At work our library is near our cafeteria so while heating up lunch I often sneak over to the library to browse. The other day this book title “Death By Meeting” caught my eye. While meetings are an essential to effective management of organizations, they seem to be a source of tension, struggle and ineffectiveness.
Death By Meeting (2004) is the work of Patrick Lencioni, a business consulting guru with a number of top-selling books to his credit. Most of the book is a fable about a video game company with really good people and really bad meetings. I’ll skip over the story and get right to the take home points. Lencioni highlights two problems with meetings.The first problem is this: meetings are boring. And the second is like it: meetings are ineffective. Meetings, says Lencioni, are boring because they lack drama. They are ineffective because they lack contextual structure.
The key to making meetings more engaging – and less boring – lies in identifying and nurturing the natural level of conflict that should exist. Leaders of meetings need to put the right issues – often the most controversial ones – on the table at the beginning of their meetings. By demanding that their people wrestle with those issues until resolution has been achieved, they can create genuine, compelling drama, and prevent their team from checking out.
Unfortunately, no amount of drama will matter if leaders don’t create the right context for their meetings. The single biggest structural problem facing leaders of meetings is the tendency to throw every iss in the same meeting. Desperate to minimise wasted time, leaders decide that they will have one big staff meeting once a week or every other week. This just ensures the meeting will be ineffectice and unsatisfying.
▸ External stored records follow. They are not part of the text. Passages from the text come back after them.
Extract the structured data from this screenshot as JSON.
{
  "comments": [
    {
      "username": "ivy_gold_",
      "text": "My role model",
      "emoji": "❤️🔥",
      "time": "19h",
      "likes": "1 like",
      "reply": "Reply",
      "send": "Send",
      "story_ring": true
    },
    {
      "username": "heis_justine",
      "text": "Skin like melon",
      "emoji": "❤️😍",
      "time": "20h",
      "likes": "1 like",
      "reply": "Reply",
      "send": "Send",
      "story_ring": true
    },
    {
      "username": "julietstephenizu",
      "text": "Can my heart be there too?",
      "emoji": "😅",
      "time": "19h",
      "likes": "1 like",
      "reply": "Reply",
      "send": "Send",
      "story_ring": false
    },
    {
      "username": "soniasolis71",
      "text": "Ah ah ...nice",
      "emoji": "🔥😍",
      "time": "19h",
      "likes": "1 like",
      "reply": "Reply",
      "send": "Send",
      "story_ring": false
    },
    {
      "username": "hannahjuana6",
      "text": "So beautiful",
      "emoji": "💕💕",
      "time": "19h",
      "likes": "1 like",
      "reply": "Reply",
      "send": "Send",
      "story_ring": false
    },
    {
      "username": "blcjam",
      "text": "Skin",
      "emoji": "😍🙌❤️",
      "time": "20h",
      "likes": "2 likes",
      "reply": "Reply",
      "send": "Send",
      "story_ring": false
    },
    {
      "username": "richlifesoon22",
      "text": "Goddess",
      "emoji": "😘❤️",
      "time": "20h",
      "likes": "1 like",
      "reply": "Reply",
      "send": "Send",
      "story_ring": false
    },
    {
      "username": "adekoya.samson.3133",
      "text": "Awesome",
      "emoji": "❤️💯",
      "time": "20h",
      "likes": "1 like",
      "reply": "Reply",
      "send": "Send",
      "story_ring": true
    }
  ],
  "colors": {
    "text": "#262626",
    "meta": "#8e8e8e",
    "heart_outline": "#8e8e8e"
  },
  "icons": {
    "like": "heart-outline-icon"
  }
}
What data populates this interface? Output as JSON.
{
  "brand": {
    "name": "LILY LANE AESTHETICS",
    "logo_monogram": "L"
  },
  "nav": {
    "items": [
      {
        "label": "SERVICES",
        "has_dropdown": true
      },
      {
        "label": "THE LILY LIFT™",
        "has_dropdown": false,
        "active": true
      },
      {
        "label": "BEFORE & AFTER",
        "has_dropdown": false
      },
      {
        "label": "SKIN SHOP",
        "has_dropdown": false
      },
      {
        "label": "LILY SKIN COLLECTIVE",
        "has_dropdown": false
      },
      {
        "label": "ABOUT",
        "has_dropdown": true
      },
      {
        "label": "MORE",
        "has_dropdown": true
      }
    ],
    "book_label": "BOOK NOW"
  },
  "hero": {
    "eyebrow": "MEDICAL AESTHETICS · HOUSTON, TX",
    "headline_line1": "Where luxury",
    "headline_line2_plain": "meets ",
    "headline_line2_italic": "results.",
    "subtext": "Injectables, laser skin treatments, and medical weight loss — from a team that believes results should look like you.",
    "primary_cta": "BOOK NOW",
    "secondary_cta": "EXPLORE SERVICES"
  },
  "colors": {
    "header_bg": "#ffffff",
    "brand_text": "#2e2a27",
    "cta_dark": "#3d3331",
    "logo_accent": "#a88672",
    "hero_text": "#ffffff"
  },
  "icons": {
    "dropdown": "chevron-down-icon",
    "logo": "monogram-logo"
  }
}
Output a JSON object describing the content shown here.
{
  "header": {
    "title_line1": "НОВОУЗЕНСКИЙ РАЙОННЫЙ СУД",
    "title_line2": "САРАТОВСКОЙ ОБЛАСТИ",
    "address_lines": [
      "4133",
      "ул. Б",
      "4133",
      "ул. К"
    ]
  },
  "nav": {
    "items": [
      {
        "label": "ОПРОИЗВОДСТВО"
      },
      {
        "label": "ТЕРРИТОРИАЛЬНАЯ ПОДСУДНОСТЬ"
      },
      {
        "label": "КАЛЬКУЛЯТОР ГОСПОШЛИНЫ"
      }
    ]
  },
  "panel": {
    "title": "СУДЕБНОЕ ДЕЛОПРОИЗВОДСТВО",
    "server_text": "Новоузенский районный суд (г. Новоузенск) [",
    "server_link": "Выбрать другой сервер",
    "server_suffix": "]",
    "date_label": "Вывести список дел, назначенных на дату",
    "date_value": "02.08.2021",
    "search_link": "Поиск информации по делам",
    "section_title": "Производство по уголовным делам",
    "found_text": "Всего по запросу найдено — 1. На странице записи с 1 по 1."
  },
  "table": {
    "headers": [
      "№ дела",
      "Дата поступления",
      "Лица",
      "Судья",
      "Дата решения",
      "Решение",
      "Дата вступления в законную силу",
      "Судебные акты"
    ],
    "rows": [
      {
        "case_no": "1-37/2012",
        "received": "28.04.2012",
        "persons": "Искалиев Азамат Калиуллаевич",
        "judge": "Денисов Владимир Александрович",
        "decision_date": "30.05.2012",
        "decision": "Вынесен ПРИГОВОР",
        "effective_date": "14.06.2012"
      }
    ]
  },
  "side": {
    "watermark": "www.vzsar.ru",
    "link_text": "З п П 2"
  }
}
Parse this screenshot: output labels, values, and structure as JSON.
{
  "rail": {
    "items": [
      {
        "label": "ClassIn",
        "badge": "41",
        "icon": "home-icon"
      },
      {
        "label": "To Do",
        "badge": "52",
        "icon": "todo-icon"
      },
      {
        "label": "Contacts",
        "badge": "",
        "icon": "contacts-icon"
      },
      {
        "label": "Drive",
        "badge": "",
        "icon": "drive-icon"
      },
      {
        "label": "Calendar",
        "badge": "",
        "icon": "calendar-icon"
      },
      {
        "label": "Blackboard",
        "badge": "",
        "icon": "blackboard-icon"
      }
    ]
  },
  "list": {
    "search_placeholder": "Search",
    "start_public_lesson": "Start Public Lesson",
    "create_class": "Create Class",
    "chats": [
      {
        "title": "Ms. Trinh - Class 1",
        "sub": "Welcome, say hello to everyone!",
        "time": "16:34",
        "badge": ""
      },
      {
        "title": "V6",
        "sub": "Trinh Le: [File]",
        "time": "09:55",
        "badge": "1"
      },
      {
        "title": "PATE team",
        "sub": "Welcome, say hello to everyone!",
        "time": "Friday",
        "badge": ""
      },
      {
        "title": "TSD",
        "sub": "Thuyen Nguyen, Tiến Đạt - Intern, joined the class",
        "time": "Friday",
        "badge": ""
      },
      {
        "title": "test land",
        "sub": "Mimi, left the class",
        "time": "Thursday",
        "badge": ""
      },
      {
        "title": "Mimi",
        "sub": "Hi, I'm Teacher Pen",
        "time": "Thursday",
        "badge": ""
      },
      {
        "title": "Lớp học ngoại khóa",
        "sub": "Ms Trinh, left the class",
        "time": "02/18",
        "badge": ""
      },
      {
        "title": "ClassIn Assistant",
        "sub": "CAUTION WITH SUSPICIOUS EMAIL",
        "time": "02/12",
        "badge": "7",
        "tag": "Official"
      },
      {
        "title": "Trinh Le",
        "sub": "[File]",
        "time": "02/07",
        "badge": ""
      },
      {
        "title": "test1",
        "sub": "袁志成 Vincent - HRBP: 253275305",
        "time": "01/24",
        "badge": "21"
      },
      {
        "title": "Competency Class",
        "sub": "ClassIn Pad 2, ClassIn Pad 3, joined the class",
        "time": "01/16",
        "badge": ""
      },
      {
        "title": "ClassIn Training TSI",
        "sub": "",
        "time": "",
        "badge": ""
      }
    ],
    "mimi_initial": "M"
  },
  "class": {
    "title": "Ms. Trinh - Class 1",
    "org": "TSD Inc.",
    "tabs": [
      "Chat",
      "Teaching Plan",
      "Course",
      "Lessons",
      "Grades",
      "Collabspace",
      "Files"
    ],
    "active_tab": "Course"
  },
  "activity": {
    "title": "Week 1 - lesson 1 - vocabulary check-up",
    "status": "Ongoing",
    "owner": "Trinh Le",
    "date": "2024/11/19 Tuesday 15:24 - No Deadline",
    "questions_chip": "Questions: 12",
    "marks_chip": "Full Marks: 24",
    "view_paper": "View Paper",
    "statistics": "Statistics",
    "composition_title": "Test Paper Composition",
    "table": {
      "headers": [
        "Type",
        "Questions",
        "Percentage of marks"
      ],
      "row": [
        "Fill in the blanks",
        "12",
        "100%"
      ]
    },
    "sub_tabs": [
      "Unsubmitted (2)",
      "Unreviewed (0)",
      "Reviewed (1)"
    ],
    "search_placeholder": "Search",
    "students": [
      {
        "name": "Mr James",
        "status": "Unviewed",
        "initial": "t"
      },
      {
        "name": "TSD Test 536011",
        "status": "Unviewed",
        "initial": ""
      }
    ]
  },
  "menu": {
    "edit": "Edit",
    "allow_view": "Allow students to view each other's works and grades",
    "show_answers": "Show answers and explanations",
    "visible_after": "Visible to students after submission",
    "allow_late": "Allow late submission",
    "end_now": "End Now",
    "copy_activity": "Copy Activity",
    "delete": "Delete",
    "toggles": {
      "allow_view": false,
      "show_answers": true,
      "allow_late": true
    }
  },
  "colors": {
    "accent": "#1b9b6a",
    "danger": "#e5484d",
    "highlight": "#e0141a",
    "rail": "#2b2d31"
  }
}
There should be different meetings for different purposes:
If you add up all of the time that these meetings require it amounts to approximately twenty percent of a leader’s time. I am sure leaders spend more time than this in meetings. But they need to ask themselves a basic question. “What is more important than meetings?” If they say “sales” or “e-mail” or “product design,” then maybe they should reconsider their roles as leaders and go back to an individual contributor position. If you think about it, a leader who hates meetings is a lot like a surgeon who hates operating on people, or a symphony conductor who hates concerts. Meetings are what leaders do, and the solution to bad meetings is not the elimination of them, but rather the transformation of them into meaningful, engaging and relevant activities.
If you haven’t read Death By Meeting I think you will enjoy it and hopefully get a better sense on how to improve your meetings. The approach in this book is similiar to the tiers of meetings that David Mann describes in Creating a Lean Culture
. In my experience this works. Mettings help us communicate but that doesn’t mean just getting together is productive. The goal is to create a system that makes our meetings effective and efficient.